The Senate is scheduled to vote
today on the Employment Non-Discrimination Act (ENDA), which adds
sexual orientation and gender identity to the list of verboten
reasons to deny somebody employment. According to The
Washington Post, all 55 Democrats are on board. They need
five Republicans to join their side to avoid a filibuster and that
may well happen.
Then, of course, it will die in the Republican-controlled House.
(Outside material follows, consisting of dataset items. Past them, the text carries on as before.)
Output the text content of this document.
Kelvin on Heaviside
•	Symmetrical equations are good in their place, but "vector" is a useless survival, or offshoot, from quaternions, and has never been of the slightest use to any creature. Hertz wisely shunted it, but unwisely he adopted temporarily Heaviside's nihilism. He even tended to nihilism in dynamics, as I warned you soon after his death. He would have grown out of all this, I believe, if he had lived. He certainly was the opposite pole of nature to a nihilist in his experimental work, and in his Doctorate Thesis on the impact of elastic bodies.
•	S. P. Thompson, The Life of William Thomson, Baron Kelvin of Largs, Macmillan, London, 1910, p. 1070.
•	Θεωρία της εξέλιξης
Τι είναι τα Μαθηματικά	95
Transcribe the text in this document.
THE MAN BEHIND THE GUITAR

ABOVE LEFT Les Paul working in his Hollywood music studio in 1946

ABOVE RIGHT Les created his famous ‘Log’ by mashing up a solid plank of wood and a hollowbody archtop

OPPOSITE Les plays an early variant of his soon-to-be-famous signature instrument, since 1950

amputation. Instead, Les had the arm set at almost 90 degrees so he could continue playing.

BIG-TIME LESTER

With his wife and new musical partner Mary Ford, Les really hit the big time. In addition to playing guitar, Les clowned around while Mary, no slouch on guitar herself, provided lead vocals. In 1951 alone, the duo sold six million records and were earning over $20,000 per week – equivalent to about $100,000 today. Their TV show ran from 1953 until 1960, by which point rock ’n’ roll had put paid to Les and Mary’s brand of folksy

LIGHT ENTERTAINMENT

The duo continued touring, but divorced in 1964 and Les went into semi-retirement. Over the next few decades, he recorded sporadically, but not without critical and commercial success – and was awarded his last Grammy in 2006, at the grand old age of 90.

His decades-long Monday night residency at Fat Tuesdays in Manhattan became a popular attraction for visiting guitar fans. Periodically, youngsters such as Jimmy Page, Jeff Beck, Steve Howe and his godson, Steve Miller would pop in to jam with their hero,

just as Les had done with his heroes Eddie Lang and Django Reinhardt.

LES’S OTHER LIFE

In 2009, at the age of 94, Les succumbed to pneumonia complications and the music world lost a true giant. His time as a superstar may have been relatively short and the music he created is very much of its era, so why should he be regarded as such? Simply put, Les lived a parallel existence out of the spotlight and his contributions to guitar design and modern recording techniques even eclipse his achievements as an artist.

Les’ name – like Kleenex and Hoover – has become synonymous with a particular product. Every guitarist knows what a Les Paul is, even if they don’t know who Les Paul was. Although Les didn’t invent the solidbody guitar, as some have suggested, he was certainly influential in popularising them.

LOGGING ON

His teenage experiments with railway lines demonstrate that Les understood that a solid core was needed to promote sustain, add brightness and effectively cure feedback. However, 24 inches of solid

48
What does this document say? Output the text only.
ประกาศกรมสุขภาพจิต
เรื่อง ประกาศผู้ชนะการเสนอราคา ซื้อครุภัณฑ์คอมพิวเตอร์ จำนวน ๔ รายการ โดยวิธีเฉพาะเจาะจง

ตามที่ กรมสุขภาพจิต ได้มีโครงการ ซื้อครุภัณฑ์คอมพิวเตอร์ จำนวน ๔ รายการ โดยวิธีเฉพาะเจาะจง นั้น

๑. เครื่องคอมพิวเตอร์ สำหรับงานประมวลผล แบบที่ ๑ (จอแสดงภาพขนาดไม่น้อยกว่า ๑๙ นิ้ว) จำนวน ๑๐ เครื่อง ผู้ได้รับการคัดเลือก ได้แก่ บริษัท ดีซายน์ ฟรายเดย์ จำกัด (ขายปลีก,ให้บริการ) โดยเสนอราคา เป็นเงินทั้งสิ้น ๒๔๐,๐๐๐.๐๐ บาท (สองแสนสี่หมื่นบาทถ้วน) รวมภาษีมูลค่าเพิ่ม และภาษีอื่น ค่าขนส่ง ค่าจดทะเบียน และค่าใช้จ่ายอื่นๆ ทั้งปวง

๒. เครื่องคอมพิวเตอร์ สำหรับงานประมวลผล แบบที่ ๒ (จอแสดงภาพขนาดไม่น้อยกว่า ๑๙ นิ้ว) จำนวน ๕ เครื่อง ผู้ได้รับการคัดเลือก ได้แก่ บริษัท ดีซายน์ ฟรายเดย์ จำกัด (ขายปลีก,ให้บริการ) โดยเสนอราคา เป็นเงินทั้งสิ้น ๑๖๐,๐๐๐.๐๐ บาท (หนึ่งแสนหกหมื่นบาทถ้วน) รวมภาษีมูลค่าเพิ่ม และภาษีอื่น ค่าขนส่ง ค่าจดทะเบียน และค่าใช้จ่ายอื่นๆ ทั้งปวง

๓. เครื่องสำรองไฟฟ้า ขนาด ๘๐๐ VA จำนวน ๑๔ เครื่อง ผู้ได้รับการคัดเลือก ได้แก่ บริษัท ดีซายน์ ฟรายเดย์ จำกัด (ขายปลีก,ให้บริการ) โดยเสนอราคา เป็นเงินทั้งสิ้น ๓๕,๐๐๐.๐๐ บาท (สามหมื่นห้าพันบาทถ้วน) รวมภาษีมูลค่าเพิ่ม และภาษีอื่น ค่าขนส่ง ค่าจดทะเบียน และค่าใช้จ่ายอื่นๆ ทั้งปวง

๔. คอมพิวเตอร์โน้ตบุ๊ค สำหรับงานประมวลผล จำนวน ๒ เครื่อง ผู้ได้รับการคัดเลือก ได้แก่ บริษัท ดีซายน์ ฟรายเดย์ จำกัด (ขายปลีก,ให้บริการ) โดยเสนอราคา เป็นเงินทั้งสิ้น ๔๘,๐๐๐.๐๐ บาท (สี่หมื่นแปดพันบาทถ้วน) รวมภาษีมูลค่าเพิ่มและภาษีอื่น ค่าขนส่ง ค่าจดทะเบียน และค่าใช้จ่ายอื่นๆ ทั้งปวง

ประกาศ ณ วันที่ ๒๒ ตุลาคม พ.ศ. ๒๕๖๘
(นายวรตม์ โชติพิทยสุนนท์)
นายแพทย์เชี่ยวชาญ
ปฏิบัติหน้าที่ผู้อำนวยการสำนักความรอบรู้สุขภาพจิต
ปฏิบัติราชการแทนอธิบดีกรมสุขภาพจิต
It is probably not cynical to suggest that this is all part of the
plan. Okay – maybe it’s a little cynical. But gays were used as a
wedge issue by the right back in 2004 in the midst of the
struggling Iraq War. Now the left’s signature achievement under
Barack Obama’s administration is struggling. Given the incredibly
quick (historically speaking) shifts in opinion in favor toward
accepting gay people, it would be foolish of the left not to try to
run with this and force some tough choices on Republican congress
members leading up to the midterms. The Washington Post
notes that support for ENDA-like laws is now in the
majority in all states:
Nearly all recent opinion polls indicate that a large majority
of the American public — more than 70 percent — supports efforts to
make employment discrimination against gay and lesbians illegal. Of
course, these national numbers are not what the senators are likely
to care about. However, when we use national polls to estimate
opinion by state, we find that majorities in all 50 states support
ENDA-like legislation (note that in 1996, majorities in only 36
states supported ENDA). Today, public support ranges from a low of
63 percent in Mississippi to a high of 81 percent in
Massachusetts.
Libertarians who believe that hiring policies – even
discriminatory ones — fall under the First Amendment’s “freedom of
association” provision may end up getting lumped in with the
religious right on this one (not that this is a new thing).
I
wrote about the prospect of ENDA’s passage back in April,
wondering whether there was actually data that backed up a real
need for laws to protect against anti-gay discrimination in the
first place. Andrew Sullivan noted on Sunday that following the
passage of the federal hate crime laws in 2009, there have been
only two prosecutions for anti-gay cases. But despite Sullivan’s
previous opposition to anti-discrimination laws, he has relented:
[T]he libertarian position on such crimes is largely moot – for
good and ill. The sheer weight of anti-discrimination law is so
heavy and so entrenched in our legal culture and practice, no
conservative would seek to abolish it. It won’t happen. And if such
laws exist, and are integral to our legal understanding of minority
rights, then to deny protection to one specific minority (which is
very often the target of discrimination) while including so many
others, becomes bizarre at best, and bigoted at worst. Leaving gays
out sends a message, given the full legal context, that they don’t
qualify for discrimination protection, while African-Americans and
Jews and Catholics and Latinos and almost everyone else is covered
by such protections. It’s foolish to stick to a principle, however
sincere, in the face of this reality.
Secondly, the federal government has ceased its own
discrimination policies in marriage and military service and
therefore now has some small sliver of moral standing to lecture
private individuals across all states. My objections twenty years
ago are now moot.
Put those two developments together and I would not vote against
ENDA if I, God help us, were a Senator. But I would vote for it
with my eyes open. I don’t think it will make much difference in
reality just as I don’t believe hate crime laws make much
difference in reality. Of course that’s an empirical question and I
promise readers horrified by my luke-warm support of this that I
will gladly recant such skepticism if ENDA truly does lead to a
flurry of successful suits across the country against anti-gay
bias.
I think I’ll stick to my sincere principles. The ending of the
federal government’s discriminatory practices still doesn’t give
them moral standing to lecture anybody about anything. Governments
are not our moral guardians or arbiters and is still prone to
extending and retracting various privileges to certain citizens on
the basis of who is in control.
Over at Cato, Walter Olson out-cynics me by suggesting that
pushing ENDA is a way for politicians to take credit for cultural
shifts they had nothing to do with. He also wonders if
there is an upper limit the number of categories where private
actors’ rights of freedom of association will no longer apply:
[A]t some point we do need to stop adding new groups to the
parade—either that, or see freedom of association turn into a
presumption of something else. At what point do we say no to future
demands that protected-group status be accorded to employees based
on political and controversial systems of belief, physical
appearance (the “looksism” issue), family responsibilities, résumé
gaps because of unemployment or other reasons, or use of lawful
products or engagement in lawful activities in off hours—to name
just a few of the areas that in fact have been the subject of
real-world agitation in recent years? If we say yes to all, we
introduce a new presumption—familiar from the prevailing labor law
in parts of Europe—that no employer should be free to terminate or
take other “adverse action” against an employee without being
prepared to show good cause to a judge. That is exactly the goal of
some thinkers on the Left, but it should appall believers in a free
economy.
That’s reason enough to oppose ENDA, as I see it.